3 questions to Thomas Weber, AI Chief Product, Huawei
Key players insights
Q: Thomas Weber, you will give a Keynote speech at WAICF on February 9th on “Ultra Large AI Models improving the end-to-end development life cycle”. Can you give us a small preview?
TW: In 2019, Gartner predicted that through 2022, around 85% of use cases leveraging AI techniques would fail. Well, here we are and although I wouldn’t be so bleak, the rate of failure of AI projects is definitely high. Given that AI has only recently become a clear priority for businesses, these numbers are not actually that surprising but it shows a real need for best practices.
Most companies venture into AI with very clear goals in mind – accelerating their time to market being the most notable one – but no clear roadmap of how to implement their project in a structured and timely manner. Data scientists, data architects, database administrator and other technical specialists are brought in alongside experts with actual domain knowledge and together, they have to set up an infrastructure that is capable of operating AI, they have to find the right data, make the right decisions on feature engineering and check which factors to incorporate into their AI models properly. It can become quite complex very quickly. One way to avoid under-delivering is to rely on a solid framework that will organizationally and technologically orchestrate all critical factors into an efficient, valuable and scalable project.
Q: According to you, what are the top best practices in AI project management?
TW: First, make sure you have the right people on your team – a data scientist within a large company can´t run a large scale project alone. Support from the Infrastructure and domain-specific lines of business is always required. Second, make sure the expectations are focused on the main target – have one goal at the beginning, not 10. It’s good to make new findings and have ideas, but first solve the actual issue and then utilize the findings later. Third, try to show the plan you made, the path to success in an easy understandable high-level way – most people don´t know what AI is really like to work with nowadays. The plan should focus on creating fast results and involving the management early.

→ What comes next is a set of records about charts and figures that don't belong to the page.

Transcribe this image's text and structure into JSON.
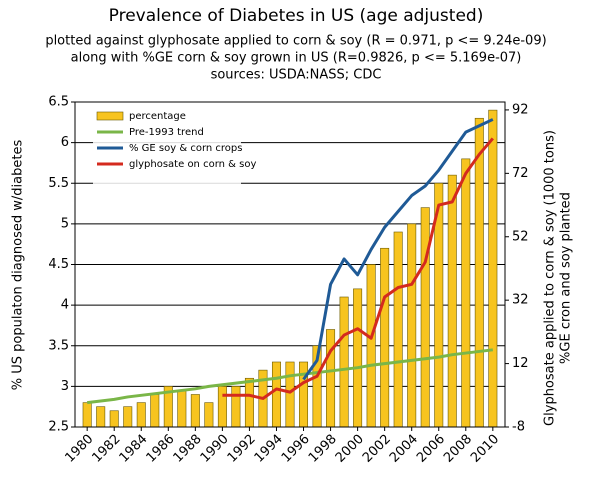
{
  "chart_data": {
    "type": "bar",
    "title": "Prevalence of Diabetes in US (age adjusted)",
    "subtitles": [
      "plotted against glyphosate applied to corn & soy (R = 0.971, p <= 9.24e-09)",
      "along with %GE corn & soy grown in US (R=0.9826, p <= 5.169e-07)",
      "sources: USDA:NASS; CDC"
    ],
    "ylabel": "% US populaton diagnosed w/diabetes",
    "y2labels": [
      "Glyphosate applied to corn & soy (1000 tons)",
      "%GE cron and soy planted"
    ],
    "x": [
      1980,
      1981,
      1982,
      1983,
      1984,
      1985,
      1986,
      1987,
      1988,
      1989,
      1990,
      1991,
      1992,
      1993,
      1994,
      1995,
      1996,
      1997,
      1998,
      1999,
      2000,
      2001,
      2002,
      2003,
      2004,
      2005,
      2006,
      2007,
      2008,
      2009,
      2010
    ],
    "xlim": [
      1979.1,
      2010.9
    ],
    "xticks": [
      1980,
      1982,
      1984,
      1986,
      1988,
      1990,
      1992,
      1994,
      1996,
      1998,
      2000,
      2002,
      2004,
      2006,
      2008,
      2010
    ],
    "ylim": [
      2.5,
      6.5
    ],
    "yticks": [
      2.5,
      3,
      3.5,
      4,
      4.5,
      5,
      5.5,
      6,
      6.5
    ],
    "y2lim": [
      -8,
      94.5
    ],
    "y2ticks": [
      -8,
      12,
      32,
      52,
      72,
      92
    ],
    "grid": true,
    "legend": "upper left",
    "series": [
      {
        "name": "percentage",
        "type": "bar",
        "color": "#f7c41f",
        "values": [
          2.8,
          2.75,
          2.7,
          2.75,
          2.8,
          2.9,
          3.0,
          2.95,
          2.9,
          2.8,
          3.0,
          3.0,
          3.1,
          3.2,
          3.3,
          3.3,
          3.3,
          3.5,
          3.7,
          4.1,
          4.2,
          4.5,
          4.7,
          4.9,
          5.0,
          5.2,
          5.5,
          5.6,
          5.8,
          6.3,
          6.4
        ]
      },
      {
        "name": "Pre-1993 trend",
        "type": "line",
        "color": "#7ab648",
        "values": [
          2.8,
          2.82,
          2.84,
          2.87,
          2.89,
          2.91,
          2.93,
          2.95,
          2.97,
          3.0,
          3.02,
          3.04,
          3.06,
          3.08,
          3.1,
          3.13,
          3.15,
          3.17,
          3.19,
          3.21,
          3.23,
          3.26,
          3.28,
          3.3,
          3.32,
          3.34,
          3.36,
          3.39,
          3.41,
          3.43,
          3.45
        ]
      },
      {
        "name": "% GE soy & corn crops",
        "type": "line",
        "axis": "y2",
        "color": "#1f5a96",
        "values": [
          null,
          null,
          null,
          null,
          null,
          null,
          null,
          null,
          null,
          null,
          null,
          null,
          null,
          null,
          null,
          null,
          7,
          13,
          37,
          45,
          40,
          48,
          55,
          60,
          65,
          68,
          73,
          79,
          85,
          87,
          89
        ]
      },
      {
        "name": "glyphosate on corn & soy",
        "type": "line",
        "axis": "y2",
        "color": "#d42a1e",
        "values": [
          null,
          null,
          null,
          null,
          null,
          null,
          null,
          null,
          null,
          null,
          2,
          2,
          2,
          1,
          4,
          3,
          6,
          8,
          16,
          21,
          23,
          20,
          33,
          36,
          37,
          44,
          62,
          63,
          72,
          78,
          83
        ]
      }
    ]
  }
}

These might seem somewhat obvious to a lot of people but it takes discipline and focus to maintain these practices for weeks or months, when you feel pressured to prove ROI and determine business value.
Q: How does Huawei help companies handle this complexity? What is your contribution?
Recently, language models like GPT-3 and ChatGPT have been making headlines across the globe and creating a lot of excitement around AI for their extraordinary capacity to perform tasks and generate human-like text, from debugging code to writing songs and poetry. But their extraordinary capacities come at a price: scale. GPT models made a leap forward compared to other models thanks to the staggering size of the dataset they are pre-trained on, definitively establishing the trend for bigger and bigger AI models. While the never-ending increase in the size of AI models leads to better performance, it also introduces new challenges of complexity.
Huawei believes that, because the future of AI is one we will all share, it’s important to make AI models affordable, valuable and easy to implement. Providing inclusive AI is one of Huawei’s core goals in developing a comprehensive AI strategy and full-stack, all-scenario AI portfolio. More particularly, one of our focuses has been to build technologies and frameworks that simplify and automate the most time-consuming tasks related to pre-training large AI models, from preparation to labelling, fine-tuning and adjustment. It provides our customers with a generous head-start for their AI projects, allowing them to see the benefits quite quickly and achieve a ROI within 1 to 3 months.
There is so much more to say about the future of AI models. I’m looking forward to discussing it with you in Cannes.